For those who haven’t yet drunk deep of the local grog (and if you haven’t, don’t worry, the peer pressure will get to you soon enough), Lauren Schmidt Hissrich’s series, which takes place in a land called the Continent, follows a traveling beefcake (Cavill) who is at once in-demand and shunned by society for his ability to slay monsters that no one else dares take on. There’s also Ciri (Freya Allen), a teen princess who goes on the run after her kingdom is destroyed; Yennefer (Anya Chalotra), an abused farm girl who grows to become a powerful mage; and Jaskier (Joey Batey), a cheeky bard who’s mostly there to provide comic relief and hit singles. Along the way, these four cross paths with corrupt nobles, gross wizards, embittered elves, and people with names like Stregobor and, um… Mousesack.

By turns delightful, tedious, and infuriating, The Witcher is all over the place. The dialogue swings from portentous and highfalutin (“Temeria reeks of secrets. I can sense them.”) to self-consciously silly (“Leave the very sexy but insane witch to her inevitable demise!”) and gleefully vulgar (“You’re a dick. With balls.”). Large swaths of world-building are done without explanation, and entire plot threads are abandoned while others carry on for far too long. One episode will be gloriously unhinged, while the next will be rote and dull. And the less said about The Witcher’s deeply creepy ideas about women’s bodies, the better; at one point, a character agrees to a very graphic and medically unsound magical hysterectomy (yes, you heard right) for the sake of physical beauty.

But it may be the sheer mess of The Witcher that’s the key to its runaway success. (A friend recommended the show to me with the text: “It’s so bad. I really enjoy it!”) For all its Polish roots and mostly British cast, The Witcher offers a mishmash of elements that appeal uniquely to the American entertainment appetite. The series has the feel of a role-playing video game, complete with easily digestible missions, predictable character types, badass fight scenes, and gnarly gore. Geralt is the kind of stoic, itinerant, loner protagonist that fans of Westerns (or, for that matter, The Mandalorian) will eat up. And for all its problematic elements when it comes to depicting women, the show does offer some complex, powerful female characters that at least somewhat fill the void left behind by Cersei Lannister and Daenerys Targaryen.

And even when the plot barely makes sense, The Witcher most certainly knows how to have fun — the kind of fun that involves, among other things, genie bottle-fishing, intersecting timelines, surprise adoptions, giant spider monsters, and falling-through-the-floor-of-a-house sex.

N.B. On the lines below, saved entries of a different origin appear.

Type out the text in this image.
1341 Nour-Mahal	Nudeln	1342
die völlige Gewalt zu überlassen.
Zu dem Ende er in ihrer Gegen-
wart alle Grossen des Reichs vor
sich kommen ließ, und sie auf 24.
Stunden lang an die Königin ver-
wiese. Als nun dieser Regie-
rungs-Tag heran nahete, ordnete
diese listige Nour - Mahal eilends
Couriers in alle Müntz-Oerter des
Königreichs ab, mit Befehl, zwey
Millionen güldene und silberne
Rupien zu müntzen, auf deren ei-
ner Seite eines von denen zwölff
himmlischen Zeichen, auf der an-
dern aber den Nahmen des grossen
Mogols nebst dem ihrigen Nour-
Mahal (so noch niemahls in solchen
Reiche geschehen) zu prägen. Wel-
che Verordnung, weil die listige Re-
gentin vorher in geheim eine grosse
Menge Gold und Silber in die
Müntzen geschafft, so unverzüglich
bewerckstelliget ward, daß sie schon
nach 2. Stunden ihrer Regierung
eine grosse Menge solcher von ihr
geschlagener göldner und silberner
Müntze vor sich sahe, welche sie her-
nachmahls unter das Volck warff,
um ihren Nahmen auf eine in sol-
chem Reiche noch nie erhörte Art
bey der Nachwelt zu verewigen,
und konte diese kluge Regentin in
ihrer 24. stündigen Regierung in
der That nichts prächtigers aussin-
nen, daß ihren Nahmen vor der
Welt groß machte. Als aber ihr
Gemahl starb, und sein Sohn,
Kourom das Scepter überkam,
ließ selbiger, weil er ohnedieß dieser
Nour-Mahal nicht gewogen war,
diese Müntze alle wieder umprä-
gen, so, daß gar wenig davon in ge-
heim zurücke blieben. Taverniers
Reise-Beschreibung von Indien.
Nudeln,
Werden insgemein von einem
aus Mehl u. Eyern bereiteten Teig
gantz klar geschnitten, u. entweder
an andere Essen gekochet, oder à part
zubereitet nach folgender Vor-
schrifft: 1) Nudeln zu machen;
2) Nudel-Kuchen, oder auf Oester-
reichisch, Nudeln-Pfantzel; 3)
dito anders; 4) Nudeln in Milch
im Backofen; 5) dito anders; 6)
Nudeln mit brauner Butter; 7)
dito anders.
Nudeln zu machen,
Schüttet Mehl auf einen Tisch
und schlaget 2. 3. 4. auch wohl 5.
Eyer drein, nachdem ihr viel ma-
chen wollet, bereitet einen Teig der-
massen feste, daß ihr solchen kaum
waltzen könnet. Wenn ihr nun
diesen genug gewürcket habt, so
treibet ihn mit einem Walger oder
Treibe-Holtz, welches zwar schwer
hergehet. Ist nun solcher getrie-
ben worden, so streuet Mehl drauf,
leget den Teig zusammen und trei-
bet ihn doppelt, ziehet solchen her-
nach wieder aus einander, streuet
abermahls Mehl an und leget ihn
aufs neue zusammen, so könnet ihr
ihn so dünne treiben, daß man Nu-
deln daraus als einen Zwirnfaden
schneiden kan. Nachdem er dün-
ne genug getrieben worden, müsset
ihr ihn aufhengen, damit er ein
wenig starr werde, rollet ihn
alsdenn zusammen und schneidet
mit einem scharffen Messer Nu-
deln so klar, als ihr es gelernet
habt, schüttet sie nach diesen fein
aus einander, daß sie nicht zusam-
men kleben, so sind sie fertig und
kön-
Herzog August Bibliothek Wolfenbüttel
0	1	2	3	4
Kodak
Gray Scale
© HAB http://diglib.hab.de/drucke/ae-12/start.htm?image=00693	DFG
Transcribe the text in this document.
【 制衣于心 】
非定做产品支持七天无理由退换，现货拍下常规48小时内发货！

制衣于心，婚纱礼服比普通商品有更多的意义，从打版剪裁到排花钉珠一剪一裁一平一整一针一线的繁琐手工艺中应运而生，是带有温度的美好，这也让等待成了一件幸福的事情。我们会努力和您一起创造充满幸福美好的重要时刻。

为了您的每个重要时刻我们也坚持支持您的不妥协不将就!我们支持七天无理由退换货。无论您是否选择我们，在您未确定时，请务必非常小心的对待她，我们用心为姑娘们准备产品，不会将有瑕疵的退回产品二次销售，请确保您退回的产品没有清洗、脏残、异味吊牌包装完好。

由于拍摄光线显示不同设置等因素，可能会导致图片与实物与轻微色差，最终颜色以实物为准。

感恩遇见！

And then there’s that song. My God, that song. Sonya Belousova, Giona Ostinelli, and Jenny Klein’s “Toss a Coin to Your Witcher” has taken up residence in all of our heads, and shows no sign of leaving before the spring thaw. With its catchy melody, dubious rhymes, and eminently belt-able refrain (O’ valley of plentyyyy!), “Toss a Coin” runs where, say, Thrones’ “The Rains of Castamere” merely walked. Before Netflix finally released the song on Spotify a few weeks back, enterprising fans took to YouTube with covers in styles ranging from classical guitar to heavy metal. There’s nothing like an over-the-top musical moment to galvanize the internet.

For my own part, I watched The Witcher the way Geralt of Rivia does everything: with great annoyance that accidentally blooms into grudging devotion. After eight-plus hours of monster slaying, courtly scheming, magical portents, gruesome battles, and writhing bodies, all set to the dulcet tones of Cavill’s basso grunt, I wasn’t so much a convert as a victim of quasi-medieval Stockholm syndrome. Maybe we all are. But, hey, there are worse ways to spend the winter.